たんぱく質を消化・代謝すると、尿素窒素などの老廃物が生じます。腎臓はこれらの老廃物を血液からろ過して排泄する役割を担っているため、たんぱく質を多く摂るほど腎臓の仕事量が増えてしまいます。

たんぱく質の摂取量を適正に保つことで、糸球体にかかる内圧が下がり、腎機能の低下を緩やかにできると考えられています。ただし、減らしすぎると筋肉の分解や低栄養を招くため、バランスが重要です。

1日のたんぱく質摂取量の計算方法

主治医から指示される量は通常、標準体重に0.6〜0.8をかけた数値です。たとえば標準体重60kgの方なら、1日36〜48gが目安になります。
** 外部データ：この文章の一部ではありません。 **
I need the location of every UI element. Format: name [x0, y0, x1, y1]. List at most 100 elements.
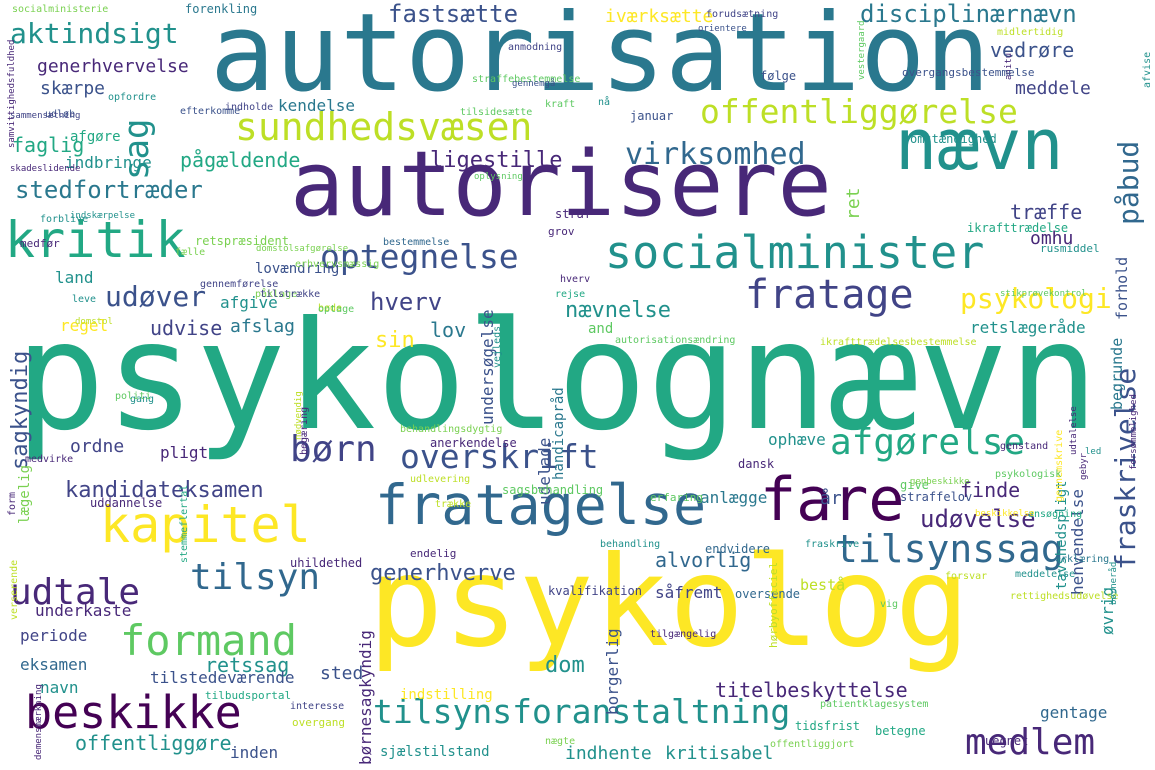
word-19: udtale — [10, 572, 141, 613]
word-140: medfør — [20, 237, 60, 250]
word-194: stikprøvekontrol — [1000, 289, 1087, 299]
word-119: give — [900, 478, 929, 492]
word-52: dom — [545, 653, 585, 678]
word-18: tilsyn — [190, 557, 321, 598]
word-183: børneråd — [1109, 561, 1119, 605]
word-0: psykolognævn — [15, 290, 1099, 464]
word-74: periode — [20, 626, 88, 645]
word-55: finde — [960, 478, 1021, 502]
word-80: indhente — [565, 743, 652, 764]
word-165: vestergaard — [857, 20, 867, 80]
word-3: autorisere — [290, 132, 832, 237]
word-59: begrunde — [1108, 337, 1126, 410]
word-144: påklage — [255, 289, 298, 300]
word-108: sagsbehandling — [502, 483, 604, 497]
word-26: påbud — [1112, 140, 1145, 225]
word-193: erhvervsmæssig — [295, 259, 380, 270]
word-100: kraft — [545, 99, 576, 110]
word-82: gentage — [1040, 703, 1108, 722]
word-1: psykolog — [368, 530, 971, 675]
word-48: omhu — [1030, 228, 1074, 249]
word-154: sammensætning — [10, 111, 81, 121]
word-70: ordne — [70, 436, 125, 457]
word-176: verserende — [9, 559, 20, 620]
word-191: genbeskikke — [910, 477, 970, 487]
word-135: vejleds — [492, 325, 503, 368]
word-189: psykologisk — [995, 469, 1062, 480]
word-182: udtalelse — [1069, 406, 1079, 455]
word-44: iværksætte — [605, 6, 714, 27]
word-175: stemmeflertal — [179, 484, 190, 563]
word-190: beskikkelse — [975, 509, 1035, 519]
word-149: autorisationsændring — [615, 335, 736, 346]
word-162: orientere — [698, 24, 747, 34]
word-77: tilstedeværende — [150, 668, 295, 687]
word-7: fratagelse — [375, 473, 707, 537]
word-9: fratage — [745, 272, 914, 318]
word-156: straffebestemmelse — [472, 74, 581, 85]
word-38: nævnelse — [565, 298, 671, 323]
word-49: alvorlig — [655, 548, 752, 572]
word-42: skærpe — [40, 78, 106, 99]
word-2: autorisation — [210, 0, 991, 116]
word-73: navn — [40, 678, 79, 697]
word-113: fraskrive — [805, 539, 860, 550]
word-114: kvalifikation — [548, 584, 642, 598]
word-124: lægelig — [17, 464, 33, 524]
word-150: ikrafttrædelsesbestemmelse — [820, 337, 977, 348]
word-179: rettighedsudøvelse — [1010, 591, 1119, 602]
word-130: nægte — [545, 736, 576, 747]
word-153: skadeslidende — [10, 164, 81, 174]
word-27: psykologi — [960, 282, 1112, 315]
word-178: offentliggjort — [770, 739, 855, 750]
word-69: land — [55, 268, 94, 287]
word-36: generhverve — [370, 561, 516, 586]
word-102: omstændighed — [910, 132, 997, 146]
word-78: offentliggøre — [75, 731, 232, 755]
word-202: tilgængelig — [650, 629, 717, 640]
word-116: bestå — [800, 576, 846, 594]
word-4: nævn — [895, 104, 1064, 186]
word-14: offentliggørelse — [700, 92, 1018, 131]
word-127: tilbudsportal — [205, 689, 292, 702]
word-8: fare — [760, 465, 905, 535]
word-58: ophæve — [768, 430, 826, 449]
word-40: ligestille — [430, 148, 563, 173]
word-142: fælle — [175, 247, 206, 258]
word-147: politi — [115, 391, 152, 402]
word-126: indstilling — [400, 687, 493, 703]
word-24: afgørelse — [830, 422, 1026, 463]
word-22: overskrift — [400, 437, 599, 476]
word-136: gang — [130, 394, 155, 405]
word-11: beskikke — [25, 686, 242, 739]
word-120: erfaring — [650, 491, 703, 504]
word-76: underkaste — [35, 601, 132, 620]
word-87: sjælstilstand — [380, 744, 490, 760]
word-171: udlevering — [410, 474, 471, 485]
word-97: udløb — [45, 109, 76, 120]
word-122: uhildethed — [290, 556, 363, 570]
word-75: eksamen — [20, 655, 88, 674]
word-23: børn — [290, 429, 377, 470]
word-13: sundhedsvæsen — [235, 105, 533, 149]
word-125: form — [7, 491, 18, 516]
word-160: domstolsafgørelse — [256, 244, 349, 254]
word-141: forblive — [40, 214, 89, 225]
word-196: tilstrække — [260, 289, 321, 300]
word-6: socialminister — [605, 226, 985, 279]
word-46: meddele — [1015, 78, 1091, 99]
word-151: socialministerie — [12, 4, 109, 15]
word-16: optegnelse — [320, 237, 519, 276]
word-67: afslag — [230, 316, 296, 337]
word-187: gennemskrive — [1054, 429, 1065, 502]
word-132: tidsfrist — [795, 719, 861, 733]
word-174: ansøgning — [1028, 509, 1083, 520]
word-133: borgerlig — [603, 628, 622, 715]
word-60: forhold — [1113, 256, 1131, 320]
word-12: formand — [120, 616, 298, 665]
word-57: anlægge — [700, 488, 768, 507]
word-98: opfordre — [108, 92, 157, 103]
word-200: nødvendig — [294, 391, 304, 440]
word-186: gebyr — [1079, 452, 1089, 480]
word-31: fastsætte — [388, 0, 519, 28]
肉や魚だけでなく、ごはんやパンにもたんぱく質は含まれています。食品成分表やスマートフォンの栄養管理アプリを使うと、日々の摂取量を把握しやすくなるでしょう。

食品目安量たんぱく質量
鶏むね肉80g約18g
鮭の切り身1切れ(80g)約18g
木綿豆腐半丁(150g)約10g
1個(50g)約6g
ごはん1杯(150g)約3.8g

植物性と動物性、たんぱく質の賢い選び方

動物性たんぱく質はアミノ酸バランスに優れますが、リンも多く含みます。一方、植物性たんぱく質はリンの吸収率が低い傾向にあり、腎臓への負担が比較的少ないといわれています。

大豆製品や穀物など植物性の食材を中心にしつつ、動物性たんぱく質も適量取り入れる「植物性優先」の食べ方が近年注目を集めています。豆腐や納豆、豆乳などは手軽に取り入れやすく、毎日の献立に組み込みやすい食材です。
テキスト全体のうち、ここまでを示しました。